2. The method of claim 1, wherein the step of forming the laminated wood comprises: the antioxidant is 1010 or 168.

3. The method of claim 1, wherein the step of forming the laminated wood comprises: the light stabilizer adopts UV-9 or UV-327.

4. The method of claim 1, wherein the step of forming the laminated wood comprises: the flame retardant is antimony trioxide, magnesium oxide powder or chlorinated paraffin.

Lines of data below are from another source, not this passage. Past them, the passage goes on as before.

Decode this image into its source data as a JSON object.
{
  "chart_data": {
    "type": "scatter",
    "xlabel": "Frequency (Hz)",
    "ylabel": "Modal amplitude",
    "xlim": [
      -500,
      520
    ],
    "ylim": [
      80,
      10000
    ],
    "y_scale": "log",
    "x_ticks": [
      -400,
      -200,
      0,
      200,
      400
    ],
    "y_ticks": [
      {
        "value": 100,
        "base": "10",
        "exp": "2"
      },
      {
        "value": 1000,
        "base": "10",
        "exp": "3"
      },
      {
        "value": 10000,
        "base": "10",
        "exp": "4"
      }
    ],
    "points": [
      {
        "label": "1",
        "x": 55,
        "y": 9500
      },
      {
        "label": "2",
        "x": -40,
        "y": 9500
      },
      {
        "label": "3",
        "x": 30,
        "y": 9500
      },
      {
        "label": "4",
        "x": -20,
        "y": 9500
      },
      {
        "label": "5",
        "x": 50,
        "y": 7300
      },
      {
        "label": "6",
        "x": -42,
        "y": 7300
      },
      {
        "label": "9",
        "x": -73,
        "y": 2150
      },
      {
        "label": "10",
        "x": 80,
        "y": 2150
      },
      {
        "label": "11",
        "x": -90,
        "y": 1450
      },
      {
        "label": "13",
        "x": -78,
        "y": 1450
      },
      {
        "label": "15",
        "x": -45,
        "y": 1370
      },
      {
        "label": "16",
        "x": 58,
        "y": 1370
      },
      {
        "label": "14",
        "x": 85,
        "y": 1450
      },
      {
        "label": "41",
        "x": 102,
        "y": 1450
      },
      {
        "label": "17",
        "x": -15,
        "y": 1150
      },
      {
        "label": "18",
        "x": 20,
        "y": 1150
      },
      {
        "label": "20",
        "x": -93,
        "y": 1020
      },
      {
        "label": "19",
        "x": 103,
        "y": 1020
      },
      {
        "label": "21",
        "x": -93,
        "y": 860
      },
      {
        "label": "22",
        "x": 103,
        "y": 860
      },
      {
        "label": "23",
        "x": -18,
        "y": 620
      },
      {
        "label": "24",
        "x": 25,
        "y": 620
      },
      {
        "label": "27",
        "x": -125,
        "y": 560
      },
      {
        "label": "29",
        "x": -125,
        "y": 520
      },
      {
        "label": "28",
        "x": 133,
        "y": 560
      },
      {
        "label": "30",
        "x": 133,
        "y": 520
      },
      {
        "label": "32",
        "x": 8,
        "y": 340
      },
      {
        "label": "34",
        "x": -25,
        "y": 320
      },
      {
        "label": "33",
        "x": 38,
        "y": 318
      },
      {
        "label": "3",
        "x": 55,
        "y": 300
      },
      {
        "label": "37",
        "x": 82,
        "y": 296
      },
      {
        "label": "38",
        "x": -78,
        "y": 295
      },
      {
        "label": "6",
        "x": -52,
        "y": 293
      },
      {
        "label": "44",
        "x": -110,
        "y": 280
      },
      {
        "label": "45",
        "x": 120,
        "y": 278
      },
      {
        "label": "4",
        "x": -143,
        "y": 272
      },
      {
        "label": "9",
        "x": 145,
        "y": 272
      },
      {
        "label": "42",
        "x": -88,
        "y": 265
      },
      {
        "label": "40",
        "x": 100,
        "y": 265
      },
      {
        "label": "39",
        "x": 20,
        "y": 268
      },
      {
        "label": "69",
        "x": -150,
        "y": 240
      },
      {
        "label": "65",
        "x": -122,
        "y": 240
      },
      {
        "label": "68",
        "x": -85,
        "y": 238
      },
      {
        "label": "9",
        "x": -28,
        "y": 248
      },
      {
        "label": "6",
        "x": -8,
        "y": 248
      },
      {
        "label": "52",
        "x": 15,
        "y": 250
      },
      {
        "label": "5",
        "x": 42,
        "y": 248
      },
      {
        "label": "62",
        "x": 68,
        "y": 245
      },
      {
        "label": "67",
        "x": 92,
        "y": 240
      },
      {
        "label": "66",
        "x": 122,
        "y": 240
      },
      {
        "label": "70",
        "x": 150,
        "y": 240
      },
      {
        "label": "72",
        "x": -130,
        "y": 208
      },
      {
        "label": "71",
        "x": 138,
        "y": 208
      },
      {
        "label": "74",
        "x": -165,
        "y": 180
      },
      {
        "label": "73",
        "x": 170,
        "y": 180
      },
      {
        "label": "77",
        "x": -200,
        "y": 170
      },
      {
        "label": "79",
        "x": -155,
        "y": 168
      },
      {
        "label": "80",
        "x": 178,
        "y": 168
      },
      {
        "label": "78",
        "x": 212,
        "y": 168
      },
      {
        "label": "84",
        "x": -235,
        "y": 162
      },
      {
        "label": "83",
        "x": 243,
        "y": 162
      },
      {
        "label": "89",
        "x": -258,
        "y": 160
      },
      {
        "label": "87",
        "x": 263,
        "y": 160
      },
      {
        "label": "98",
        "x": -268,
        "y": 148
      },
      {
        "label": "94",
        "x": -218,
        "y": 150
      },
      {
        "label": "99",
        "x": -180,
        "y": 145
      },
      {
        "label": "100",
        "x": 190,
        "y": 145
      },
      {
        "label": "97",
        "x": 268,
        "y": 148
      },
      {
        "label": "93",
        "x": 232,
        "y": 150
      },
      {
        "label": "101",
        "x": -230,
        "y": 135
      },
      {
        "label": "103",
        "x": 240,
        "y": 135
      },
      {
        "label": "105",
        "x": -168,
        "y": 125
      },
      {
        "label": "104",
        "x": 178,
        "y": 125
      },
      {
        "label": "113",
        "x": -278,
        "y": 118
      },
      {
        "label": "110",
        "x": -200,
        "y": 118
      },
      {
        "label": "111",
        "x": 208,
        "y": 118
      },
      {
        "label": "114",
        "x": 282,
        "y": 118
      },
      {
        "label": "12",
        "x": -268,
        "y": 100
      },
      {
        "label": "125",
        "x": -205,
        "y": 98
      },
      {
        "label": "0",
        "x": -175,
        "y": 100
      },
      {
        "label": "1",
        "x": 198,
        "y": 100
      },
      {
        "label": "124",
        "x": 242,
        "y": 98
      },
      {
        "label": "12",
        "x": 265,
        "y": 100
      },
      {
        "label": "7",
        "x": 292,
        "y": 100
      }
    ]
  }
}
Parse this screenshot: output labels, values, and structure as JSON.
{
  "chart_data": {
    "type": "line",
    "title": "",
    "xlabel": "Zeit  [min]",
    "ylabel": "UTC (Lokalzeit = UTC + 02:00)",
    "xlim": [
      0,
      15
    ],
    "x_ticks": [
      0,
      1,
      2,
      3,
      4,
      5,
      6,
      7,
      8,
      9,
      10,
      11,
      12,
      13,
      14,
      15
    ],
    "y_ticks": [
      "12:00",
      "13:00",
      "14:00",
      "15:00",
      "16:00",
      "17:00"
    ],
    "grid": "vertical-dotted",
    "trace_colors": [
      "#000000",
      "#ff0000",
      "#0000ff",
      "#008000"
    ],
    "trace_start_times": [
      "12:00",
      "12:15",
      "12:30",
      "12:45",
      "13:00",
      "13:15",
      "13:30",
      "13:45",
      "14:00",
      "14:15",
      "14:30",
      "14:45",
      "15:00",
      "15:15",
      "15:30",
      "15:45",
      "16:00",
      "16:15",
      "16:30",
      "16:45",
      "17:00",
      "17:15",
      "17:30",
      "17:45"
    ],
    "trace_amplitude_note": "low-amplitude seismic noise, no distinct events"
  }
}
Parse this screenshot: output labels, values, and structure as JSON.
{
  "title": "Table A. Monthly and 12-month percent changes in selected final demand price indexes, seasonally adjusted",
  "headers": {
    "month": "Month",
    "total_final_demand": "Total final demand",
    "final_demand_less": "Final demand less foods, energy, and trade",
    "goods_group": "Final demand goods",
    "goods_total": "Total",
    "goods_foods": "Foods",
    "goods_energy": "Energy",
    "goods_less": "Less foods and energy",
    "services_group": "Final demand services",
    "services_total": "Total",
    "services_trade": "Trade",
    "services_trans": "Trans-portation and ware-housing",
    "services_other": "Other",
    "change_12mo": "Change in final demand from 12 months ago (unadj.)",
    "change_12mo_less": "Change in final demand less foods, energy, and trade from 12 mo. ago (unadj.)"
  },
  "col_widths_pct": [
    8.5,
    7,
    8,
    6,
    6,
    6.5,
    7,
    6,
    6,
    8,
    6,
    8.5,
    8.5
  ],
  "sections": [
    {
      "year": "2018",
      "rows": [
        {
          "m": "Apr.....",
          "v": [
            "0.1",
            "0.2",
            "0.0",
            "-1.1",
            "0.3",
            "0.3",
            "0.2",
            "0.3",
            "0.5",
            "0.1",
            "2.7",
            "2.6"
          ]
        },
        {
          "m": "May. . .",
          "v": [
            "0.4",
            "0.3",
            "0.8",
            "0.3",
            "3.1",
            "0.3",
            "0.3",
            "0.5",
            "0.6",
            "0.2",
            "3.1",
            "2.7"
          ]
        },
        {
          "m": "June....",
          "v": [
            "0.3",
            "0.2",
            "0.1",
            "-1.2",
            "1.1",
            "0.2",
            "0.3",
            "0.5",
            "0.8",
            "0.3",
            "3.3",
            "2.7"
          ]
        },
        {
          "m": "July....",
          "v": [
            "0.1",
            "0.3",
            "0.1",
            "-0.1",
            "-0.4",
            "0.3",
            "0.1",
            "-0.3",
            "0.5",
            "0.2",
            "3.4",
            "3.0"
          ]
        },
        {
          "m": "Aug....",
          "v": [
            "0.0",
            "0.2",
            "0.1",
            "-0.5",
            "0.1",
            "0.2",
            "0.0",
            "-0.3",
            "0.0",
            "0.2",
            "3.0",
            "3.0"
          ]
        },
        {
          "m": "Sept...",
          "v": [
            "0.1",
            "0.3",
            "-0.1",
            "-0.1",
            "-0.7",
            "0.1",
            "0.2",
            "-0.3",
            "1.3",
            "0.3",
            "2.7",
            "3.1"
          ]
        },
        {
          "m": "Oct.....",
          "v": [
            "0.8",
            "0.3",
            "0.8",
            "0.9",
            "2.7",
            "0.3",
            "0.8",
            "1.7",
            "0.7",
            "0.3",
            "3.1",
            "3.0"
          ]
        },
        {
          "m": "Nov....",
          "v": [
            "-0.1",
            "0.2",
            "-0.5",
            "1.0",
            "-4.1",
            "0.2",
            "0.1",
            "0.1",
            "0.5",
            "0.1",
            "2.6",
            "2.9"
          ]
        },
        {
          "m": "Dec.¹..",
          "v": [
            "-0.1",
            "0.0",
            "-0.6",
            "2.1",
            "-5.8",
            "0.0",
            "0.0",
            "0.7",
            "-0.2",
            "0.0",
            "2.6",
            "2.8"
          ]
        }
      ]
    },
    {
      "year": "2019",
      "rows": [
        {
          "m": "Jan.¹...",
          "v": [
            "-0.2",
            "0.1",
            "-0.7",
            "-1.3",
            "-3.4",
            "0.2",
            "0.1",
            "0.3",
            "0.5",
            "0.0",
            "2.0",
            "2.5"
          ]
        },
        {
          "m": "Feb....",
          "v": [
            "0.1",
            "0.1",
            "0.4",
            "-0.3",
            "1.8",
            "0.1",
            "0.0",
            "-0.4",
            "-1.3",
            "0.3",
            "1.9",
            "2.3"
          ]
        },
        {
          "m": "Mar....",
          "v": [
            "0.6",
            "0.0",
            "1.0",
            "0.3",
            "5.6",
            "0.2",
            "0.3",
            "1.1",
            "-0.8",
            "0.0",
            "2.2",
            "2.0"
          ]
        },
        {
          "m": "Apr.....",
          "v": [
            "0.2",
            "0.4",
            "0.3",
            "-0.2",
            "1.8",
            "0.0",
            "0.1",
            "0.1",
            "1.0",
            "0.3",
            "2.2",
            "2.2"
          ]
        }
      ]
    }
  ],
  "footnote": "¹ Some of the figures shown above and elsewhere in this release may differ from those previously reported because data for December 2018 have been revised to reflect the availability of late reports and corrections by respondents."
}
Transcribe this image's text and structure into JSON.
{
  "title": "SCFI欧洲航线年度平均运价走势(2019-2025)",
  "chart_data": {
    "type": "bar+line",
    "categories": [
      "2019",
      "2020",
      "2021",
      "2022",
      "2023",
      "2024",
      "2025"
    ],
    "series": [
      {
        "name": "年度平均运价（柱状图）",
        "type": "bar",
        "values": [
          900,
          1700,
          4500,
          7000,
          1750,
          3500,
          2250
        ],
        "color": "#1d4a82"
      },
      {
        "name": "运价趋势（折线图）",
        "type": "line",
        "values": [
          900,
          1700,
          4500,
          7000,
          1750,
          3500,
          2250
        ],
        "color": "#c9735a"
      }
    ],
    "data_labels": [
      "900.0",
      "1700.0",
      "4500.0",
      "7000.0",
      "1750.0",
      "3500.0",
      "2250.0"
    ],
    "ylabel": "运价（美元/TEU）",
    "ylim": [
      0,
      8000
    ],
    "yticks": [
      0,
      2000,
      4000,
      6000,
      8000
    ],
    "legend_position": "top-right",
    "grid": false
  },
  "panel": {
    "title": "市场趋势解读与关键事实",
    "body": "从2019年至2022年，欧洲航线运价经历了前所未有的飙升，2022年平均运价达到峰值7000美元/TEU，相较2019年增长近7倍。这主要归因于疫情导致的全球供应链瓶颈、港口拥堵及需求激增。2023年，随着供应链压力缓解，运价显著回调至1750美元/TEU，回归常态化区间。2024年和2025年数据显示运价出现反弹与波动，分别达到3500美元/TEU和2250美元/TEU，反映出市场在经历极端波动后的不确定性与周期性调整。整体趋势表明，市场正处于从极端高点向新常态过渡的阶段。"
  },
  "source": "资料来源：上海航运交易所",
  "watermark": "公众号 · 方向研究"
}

5. The method of claim 1, wherein the step of forming the laminated wood comprises: the insect-resist agent adopts D-cyphenothrin, dichlorodiphenylether ester, Miebercao or Sumeidingmu.

6. The method of claim 1, wherein the step of forming the laminated wood comprises: the lubricant is paraffin or polyethylene wax.